I actually typed "pleasant". I’m turning into a regular hausfrau. Every time I exit our on-the-market house, I have felt I must clean it down to the last little bit of ‘Noushka fluff and leave it spotless as a museum. A girlfriend who is selling up herself reflected that it took a lot of energy just to live in such spotless splendour. She’s right. I don’t know how my mother, bless her, managed for so long. I can remember her complaining about the (invisible to my teenage eyes) mess in every room, and dusting with a ferocity rivalled only by her zeal at beating the living daylights out of our few scatter rugs and carpets. Now I fret over the anguish of an abandoned sock, veggie peelings casually littering the sink, the kitties flagrant indiscretions with their bits of fur, discarded whiskers and occasional claw casings.

"And ‘oo’s left to clean it up? Me, THAT’S ‘oo!" to mangle a quote of Hermione Baddeley’s in Mary Poppins. Me indeed. Cleaning is good for the soul as my mother used to say, but too much clean is just as bad for it. While I love sitting in a freshly cleansed living room and thrill to the sight of spotless Corian, I ache just to put things down as I wish and not take them up again until I need to. Family photos too have been banned, and I miss those dear, familiar faces peering out of their dated frames. I long for some of my own artwork on the walls instead of the bland, banality of "decorator" designs. Too soon this will all change though.

The one thing that can be counted on is change. I was reminded of this at the recent MSOCI conference by one of the speakers who noted that from time immemorial the sages of our world have spoken of the immutability of change. As I packed my office to go on the road, I marvelled at the ability to do a thing that twenty years ago, would have kept me chained to a desk and not allowed me to work so wonderfully free from constraint. That I was able to book a ticket and fly here in but a few hours to stay a few days was something we just wouldn’t have done a quarter century ago. That one can take what in 1980 was an entire roomfull of machines, squash them into a box the size of a highschool yearbook and furthermore, connect to the entire rest of the world via the Internet is nothing short of astounding. But only one thing could bring us to this place - Change.

In fretting over the dropping of a sock or random scut of cat fur, I realized I was desperately desirous of casting a spell to freeze time and not allowing Change to occur. Or rather, not allowing myself to flow with the Change that with or without me, is going to occur anyway. A lot of energy was trapped there, frantic, nervous energy such as I witnessed in my mother when her precious homegrounds were besmirched. I decided that I could let this go.
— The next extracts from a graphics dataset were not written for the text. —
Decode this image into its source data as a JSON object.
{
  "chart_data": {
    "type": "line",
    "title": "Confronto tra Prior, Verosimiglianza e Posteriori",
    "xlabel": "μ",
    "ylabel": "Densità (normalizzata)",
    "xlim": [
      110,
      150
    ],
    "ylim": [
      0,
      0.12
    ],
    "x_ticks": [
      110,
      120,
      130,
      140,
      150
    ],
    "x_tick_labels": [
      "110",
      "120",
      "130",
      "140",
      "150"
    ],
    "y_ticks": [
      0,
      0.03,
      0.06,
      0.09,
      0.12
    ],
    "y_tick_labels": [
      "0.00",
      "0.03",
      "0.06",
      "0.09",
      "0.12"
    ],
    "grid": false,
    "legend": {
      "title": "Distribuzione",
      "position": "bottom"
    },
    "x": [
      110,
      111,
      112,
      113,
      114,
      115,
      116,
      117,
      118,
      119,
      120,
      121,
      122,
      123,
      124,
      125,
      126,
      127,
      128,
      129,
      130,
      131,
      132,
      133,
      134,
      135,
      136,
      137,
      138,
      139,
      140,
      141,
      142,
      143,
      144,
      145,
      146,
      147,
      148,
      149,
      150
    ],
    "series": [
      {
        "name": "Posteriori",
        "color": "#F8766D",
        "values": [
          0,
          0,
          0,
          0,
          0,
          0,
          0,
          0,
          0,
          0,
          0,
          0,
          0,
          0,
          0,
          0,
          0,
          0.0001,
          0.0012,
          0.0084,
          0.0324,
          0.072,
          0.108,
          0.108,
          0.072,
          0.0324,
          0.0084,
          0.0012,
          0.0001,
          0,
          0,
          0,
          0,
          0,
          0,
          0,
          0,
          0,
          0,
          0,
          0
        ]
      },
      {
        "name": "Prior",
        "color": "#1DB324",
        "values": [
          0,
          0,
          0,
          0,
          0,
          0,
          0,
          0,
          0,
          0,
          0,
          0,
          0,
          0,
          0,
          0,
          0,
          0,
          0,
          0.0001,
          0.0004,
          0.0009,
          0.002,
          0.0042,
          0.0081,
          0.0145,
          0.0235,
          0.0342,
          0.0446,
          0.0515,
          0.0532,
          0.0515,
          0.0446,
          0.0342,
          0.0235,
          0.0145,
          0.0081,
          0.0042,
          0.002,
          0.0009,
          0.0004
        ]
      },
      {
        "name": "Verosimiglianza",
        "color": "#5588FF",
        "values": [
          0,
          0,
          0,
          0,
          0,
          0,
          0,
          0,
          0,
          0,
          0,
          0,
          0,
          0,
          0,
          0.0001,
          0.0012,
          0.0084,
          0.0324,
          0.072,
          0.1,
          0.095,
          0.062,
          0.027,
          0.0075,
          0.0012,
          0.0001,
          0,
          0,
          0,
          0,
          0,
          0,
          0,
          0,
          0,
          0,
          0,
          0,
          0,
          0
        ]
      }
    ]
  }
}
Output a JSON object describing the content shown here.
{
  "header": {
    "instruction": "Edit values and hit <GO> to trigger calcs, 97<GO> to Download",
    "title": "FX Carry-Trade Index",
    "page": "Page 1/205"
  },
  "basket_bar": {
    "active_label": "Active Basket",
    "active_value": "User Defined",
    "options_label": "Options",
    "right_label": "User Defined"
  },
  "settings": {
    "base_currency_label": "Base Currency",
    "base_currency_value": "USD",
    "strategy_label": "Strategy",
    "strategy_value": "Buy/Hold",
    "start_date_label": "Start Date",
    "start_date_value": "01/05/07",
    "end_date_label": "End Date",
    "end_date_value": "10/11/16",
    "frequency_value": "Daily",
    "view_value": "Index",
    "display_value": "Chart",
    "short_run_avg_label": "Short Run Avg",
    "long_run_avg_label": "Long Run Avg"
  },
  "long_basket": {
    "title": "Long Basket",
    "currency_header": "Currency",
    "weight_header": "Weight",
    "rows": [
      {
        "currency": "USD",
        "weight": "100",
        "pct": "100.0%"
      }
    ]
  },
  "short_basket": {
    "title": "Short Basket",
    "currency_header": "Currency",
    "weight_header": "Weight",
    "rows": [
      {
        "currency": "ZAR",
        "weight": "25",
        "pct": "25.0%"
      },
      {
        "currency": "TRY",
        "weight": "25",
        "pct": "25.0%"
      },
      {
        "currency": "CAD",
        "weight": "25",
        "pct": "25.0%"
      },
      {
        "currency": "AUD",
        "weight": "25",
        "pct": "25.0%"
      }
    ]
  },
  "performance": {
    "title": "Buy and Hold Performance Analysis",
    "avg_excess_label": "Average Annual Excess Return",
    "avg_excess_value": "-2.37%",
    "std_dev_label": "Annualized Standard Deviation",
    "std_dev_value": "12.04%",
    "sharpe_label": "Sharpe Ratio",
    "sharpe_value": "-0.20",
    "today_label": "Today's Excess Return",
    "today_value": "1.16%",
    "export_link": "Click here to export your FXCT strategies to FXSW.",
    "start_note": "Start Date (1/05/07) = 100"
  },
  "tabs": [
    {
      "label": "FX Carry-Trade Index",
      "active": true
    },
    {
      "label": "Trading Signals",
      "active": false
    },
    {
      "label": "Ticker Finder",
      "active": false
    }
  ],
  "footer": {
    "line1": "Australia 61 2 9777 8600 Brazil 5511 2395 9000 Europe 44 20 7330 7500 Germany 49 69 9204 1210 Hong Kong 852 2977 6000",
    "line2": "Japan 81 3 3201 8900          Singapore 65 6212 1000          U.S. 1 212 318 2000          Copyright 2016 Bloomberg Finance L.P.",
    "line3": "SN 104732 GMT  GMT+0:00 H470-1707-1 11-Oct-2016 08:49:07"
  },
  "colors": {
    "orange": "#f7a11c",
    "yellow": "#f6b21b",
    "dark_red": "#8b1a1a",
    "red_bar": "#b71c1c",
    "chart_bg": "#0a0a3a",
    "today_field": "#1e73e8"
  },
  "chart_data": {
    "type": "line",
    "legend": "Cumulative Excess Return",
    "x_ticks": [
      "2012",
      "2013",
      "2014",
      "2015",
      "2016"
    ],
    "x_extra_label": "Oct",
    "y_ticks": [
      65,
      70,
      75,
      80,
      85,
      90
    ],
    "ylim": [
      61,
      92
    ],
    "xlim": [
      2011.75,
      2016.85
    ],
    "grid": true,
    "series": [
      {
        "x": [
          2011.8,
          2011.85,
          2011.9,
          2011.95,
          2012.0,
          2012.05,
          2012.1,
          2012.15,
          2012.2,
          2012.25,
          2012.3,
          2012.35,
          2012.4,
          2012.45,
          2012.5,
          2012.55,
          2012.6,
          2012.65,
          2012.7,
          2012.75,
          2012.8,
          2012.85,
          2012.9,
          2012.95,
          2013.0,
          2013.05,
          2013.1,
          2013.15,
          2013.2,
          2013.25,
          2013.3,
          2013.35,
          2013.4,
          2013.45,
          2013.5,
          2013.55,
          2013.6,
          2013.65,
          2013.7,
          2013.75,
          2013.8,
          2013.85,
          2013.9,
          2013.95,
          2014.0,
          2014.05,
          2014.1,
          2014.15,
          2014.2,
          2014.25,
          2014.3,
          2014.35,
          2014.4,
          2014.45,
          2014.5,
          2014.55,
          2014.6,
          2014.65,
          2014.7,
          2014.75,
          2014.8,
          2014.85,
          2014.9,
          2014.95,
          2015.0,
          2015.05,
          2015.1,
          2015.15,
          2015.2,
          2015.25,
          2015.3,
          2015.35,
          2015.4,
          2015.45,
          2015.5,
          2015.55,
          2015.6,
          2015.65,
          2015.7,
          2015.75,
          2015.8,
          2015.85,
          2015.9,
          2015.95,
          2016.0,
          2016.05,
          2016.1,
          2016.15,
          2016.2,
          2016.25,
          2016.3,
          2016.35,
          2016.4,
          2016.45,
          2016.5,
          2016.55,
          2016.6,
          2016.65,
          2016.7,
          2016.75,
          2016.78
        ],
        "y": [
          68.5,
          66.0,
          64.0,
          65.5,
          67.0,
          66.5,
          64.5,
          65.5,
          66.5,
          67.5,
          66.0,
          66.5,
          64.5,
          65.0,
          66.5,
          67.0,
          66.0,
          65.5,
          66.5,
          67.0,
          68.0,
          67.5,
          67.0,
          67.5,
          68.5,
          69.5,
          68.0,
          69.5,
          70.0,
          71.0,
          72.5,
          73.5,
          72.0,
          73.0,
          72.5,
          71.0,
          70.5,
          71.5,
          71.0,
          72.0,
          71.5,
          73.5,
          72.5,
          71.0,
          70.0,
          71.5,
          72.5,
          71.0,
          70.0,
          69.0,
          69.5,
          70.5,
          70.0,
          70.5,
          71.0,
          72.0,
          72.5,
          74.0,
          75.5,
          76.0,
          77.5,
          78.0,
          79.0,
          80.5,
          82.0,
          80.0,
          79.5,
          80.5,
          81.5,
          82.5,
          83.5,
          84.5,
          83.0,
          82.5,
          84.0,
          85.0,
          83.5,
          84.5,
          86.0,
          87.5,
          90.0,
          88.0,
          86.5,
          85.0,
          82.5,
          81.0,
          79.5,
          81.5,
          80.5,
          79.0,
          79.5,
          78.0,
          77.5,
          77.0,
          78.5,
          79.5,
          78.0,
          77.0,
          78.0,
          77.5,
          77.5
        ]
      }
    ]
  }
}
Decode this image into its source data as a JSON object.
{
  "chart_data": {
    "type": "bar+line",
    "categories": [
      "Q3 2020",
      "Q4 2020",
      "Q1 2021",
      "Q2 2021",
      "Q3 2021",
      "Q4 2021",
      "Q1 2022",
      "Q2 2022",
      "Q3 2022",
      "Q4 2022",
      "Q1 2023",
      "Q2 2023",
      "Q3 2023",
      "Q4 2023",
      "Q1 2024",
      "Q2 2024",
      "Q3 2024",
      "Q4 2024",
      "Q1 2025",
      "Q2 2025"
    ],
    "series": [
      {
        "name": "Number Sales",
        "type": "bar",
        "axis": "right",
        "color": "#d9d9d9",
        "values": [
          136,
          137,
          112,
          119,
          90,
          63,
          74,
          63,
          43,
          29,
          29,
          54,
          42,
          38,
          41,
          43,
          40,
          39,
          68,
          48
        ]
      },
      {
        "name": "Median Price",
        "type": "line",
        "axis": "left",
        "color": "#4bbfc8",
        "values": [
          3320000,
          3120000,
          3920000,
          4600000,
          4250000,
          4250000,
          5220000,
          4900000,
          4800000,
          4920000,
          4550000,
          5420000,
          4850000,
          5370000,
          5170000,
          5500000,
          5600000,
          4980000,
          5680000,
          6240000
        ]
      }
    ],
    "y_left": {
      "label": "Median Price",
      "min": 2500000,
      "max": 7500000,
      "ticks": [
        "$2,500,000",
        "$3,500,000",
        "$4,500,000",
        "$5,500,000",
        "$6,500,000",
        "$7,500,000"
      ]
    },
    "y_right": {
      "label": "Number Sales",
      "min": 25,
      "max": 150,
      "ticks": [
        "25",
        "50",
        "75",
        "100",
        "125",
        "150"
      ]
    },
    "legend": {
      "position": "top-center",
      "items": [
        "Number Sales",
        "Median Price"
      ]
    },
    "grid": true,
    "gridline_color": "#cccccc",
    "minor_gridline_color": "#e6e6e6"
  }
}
In the night before I left for Dallas, Anoushka blanketed the carpet in the living room with half the fur on her little body, and managed this without even breaking a sweat. Toshkit industriously pulled a claw casing off of each and every claw, and strewed them around the coffee table. The bathroom floor was grubby from kitties playing on wet tiles with dirty paws fresh from the garden. Crumbs littered the wood floor around the kitchen carpet. These were also all nearly invisible to the untrained eye…but *I* saw them and was on the verge of freaking out, when I decided to say "the heck with this noise!" And with seven house showings by various agents plus two open houses scheduled, I kissed the kitties goodbye (leaving them in the competent hands of Uncle Max) picked up my bag and headed out into the pre-dawn fog and my waiting taxi. It felt very, very good.

How do you seek to block or avoid Change in your life? How much energy do you have tied up in resisting Change? What would happen if you surrendered to the inevitability of Change? Would you be willing to? And when?